The skill() and mean_skill() methods return a SkillTable object with skill scores from comparing observation and model result data using different metrics (e.g. root mean square error). It returns a SkillTable object, which wraps a pandas.DataFrame and organizes the skill scores for further filtering, visualization, or analysis.

The resulting SkillTable object provides several methods to facilitate filtering and formatting: - sel(): Select specific models or observations. - query(): Apply flexible conditions with pandas-like queries.

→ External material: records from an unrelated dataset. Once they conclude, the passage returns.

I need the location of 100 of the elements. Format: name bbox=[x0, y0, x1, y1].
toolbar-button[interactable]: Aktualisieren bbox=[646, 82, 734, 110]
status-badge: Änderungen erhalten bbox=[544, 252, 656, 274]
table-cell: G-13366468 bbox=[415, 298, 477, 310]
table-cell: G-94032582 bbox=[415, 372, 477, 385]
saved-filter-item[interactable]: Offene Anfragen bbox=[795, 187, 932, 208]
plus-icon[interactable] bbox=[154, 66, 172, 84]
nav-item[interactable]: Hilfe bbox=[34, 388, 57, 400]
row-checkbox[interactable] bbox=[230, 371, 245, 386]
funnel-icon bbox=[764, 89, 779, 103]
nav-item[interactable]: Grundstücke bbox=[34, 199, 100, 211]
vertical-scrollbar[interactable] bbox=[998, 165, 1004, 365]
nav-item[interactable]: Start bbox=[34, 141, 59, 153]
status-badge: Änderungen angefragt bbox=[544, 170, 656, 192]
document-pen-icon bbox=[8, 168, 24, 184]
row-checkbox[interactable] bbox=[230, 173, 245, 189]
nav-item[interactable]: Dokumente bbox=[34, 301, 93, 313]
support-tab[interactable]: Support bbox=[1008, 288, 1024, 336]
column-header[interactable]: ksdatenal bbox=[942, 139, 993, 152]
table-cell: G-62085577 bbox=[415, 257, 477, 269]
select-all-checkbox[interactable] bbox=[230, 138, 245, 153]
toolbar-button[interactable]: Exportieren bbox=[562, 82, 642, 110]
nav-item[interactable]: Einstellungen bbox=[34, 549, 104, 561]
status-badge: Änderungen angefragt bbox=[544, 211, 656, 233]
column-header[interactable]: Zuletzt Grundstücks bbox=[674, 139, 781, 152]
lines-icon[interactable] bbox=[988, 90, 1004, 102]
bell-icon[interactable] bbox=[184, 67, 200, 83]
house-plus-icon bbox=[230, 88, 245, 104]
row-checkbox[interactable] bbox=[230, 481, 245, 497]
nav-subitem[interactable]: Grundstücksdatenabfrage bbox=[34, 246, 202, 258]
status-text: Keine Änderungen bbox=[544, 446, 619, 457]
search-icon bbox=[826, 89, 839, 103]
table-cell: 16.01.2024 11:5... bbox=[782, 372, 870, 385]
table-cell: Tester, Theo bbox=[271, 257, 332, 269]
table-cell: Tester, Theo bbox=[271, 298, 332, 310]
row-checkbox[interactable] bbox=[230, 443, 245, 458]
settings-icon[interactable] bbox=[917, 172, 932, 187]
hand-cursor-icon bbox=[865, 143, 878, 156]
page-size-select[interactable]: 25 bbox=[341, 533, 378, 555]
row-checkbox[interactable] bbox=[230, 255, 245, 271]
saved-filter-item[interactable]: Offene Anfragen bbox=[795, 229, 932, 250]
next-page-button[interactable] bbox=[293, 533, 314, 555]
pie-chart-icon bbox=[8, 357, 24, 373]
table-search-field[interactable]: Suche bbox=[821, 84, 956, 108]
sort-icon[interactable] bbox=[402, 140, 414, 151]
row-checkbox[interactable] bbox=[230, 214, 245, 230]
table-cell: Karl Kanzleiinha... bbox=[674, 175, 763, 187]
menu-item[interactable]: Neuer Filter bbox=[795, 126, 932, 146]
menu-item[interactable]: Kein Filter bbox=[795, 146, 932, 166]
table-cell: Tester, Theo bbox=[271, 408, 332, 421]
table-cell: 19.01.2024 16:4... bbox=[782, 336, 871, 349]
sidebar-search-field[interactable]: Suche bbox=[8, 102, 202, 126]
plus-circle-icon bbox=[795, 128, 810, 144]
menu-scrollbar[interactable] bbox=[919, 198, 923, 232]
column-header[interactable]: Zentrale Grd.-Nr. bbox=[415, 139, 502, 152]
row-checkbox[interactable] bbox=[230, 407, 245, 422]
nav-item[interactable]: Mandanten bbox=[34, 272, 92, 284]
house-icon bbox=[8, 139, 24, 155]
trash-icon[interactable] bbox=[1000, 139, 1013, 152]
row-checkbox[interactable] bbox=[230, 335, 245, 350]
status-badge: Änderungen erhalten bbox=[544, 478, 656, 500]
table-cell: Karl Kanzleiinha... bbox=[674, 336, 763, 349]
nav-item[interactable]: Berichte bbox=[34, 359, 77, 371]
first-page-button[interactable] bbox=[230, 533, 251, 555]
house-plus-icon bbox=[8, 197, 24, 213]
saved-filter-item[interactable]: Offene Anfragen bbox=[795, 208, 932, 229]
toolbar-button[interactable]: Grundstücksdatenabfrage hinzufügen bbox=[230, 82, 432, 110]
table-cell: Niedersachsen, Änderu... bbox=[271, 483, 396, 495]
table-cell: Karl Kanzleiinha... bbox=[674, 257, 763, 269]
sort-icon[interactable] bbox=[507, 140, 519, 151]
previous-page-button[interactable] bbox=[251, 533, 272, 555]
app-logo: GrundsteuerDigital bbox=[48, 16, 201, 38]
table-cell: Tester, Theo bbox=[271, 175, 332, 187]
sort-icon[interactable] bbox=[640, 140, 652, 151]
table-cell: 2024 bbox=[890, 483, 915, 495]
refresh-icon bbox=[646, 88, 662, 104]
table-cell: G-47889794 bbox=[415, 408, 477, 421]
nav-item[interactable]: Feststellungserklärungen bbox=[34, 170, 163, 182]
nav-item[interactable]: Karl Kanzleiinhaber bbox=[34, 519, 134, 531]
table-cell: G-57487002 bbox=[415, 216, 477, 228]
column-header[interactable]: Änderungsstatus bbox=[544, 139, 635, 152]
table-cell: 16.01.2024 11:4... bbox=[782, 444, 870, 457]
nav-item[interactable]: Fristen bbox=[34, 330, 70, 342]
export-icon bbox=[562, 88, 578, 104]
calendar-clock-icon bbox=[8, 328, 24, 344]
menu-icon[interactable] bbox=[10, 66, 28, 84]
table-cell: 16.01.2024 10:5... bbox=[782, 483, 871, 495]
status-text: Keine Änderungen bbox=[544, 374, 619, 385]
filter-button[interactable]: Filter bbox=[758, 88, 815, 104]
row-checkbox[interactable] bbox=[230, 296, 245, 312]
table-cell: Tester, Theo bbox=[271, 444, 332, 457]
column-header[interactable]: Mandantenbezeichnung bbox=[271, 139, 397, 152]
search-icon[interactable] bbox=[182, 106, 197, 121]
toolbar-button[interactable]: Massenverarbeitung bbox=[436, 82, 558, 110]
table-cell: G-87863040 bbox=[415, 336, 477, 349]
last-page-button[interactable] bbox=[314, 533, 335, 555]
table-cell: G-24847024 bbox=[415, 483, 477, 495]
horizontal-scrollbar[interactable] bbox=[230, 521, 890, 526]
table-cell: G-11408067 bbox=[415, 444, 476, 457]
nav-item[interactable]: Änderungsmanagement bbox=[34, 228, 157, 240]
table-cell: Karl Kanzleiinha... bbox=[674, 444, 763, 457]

sk = cmp.skill(metrics=["rmse", "mae", "si"])
sk
n rmse mae si
model observation
m1 HKNA 120 0.190451 0.155128 0.060252
m2 HKNA 120 0.574975 0.525915 0.080212

Example 7: Select model

sk.sel(model='m1')
model observation n rmse mae si
0 m1 HKNA 120 0.190451 0.155128 0.060252

Here, sk contains skill scores for all models, and sk_m1 filters the results to include only model “m1”. Observations can be selected in the same way.

Example 8: Querying skill scores

sk_high_rmse = sk.query("rmse > 0.3")
sk_high_rmse
n rmse mae si
model observation
m2 HKNA 120 0.574975 0.525915 0.080212

This filters the SkillTable to include only rows where the root mean square error (RMSE) exceeds 0.3.

Example 9: Accessing and visualizing specific metrics

sk_rmse = sk.rmse
sk_rmse
rmse
model observation
m1 HKNA 0.190451
m2 HKNA 0.574975
sk_rmse.plot.bar(figsize=(5,3))

The rmse attribute directly accesses the RMSE column from the SkillTable, which can then be plotted or analyzed further.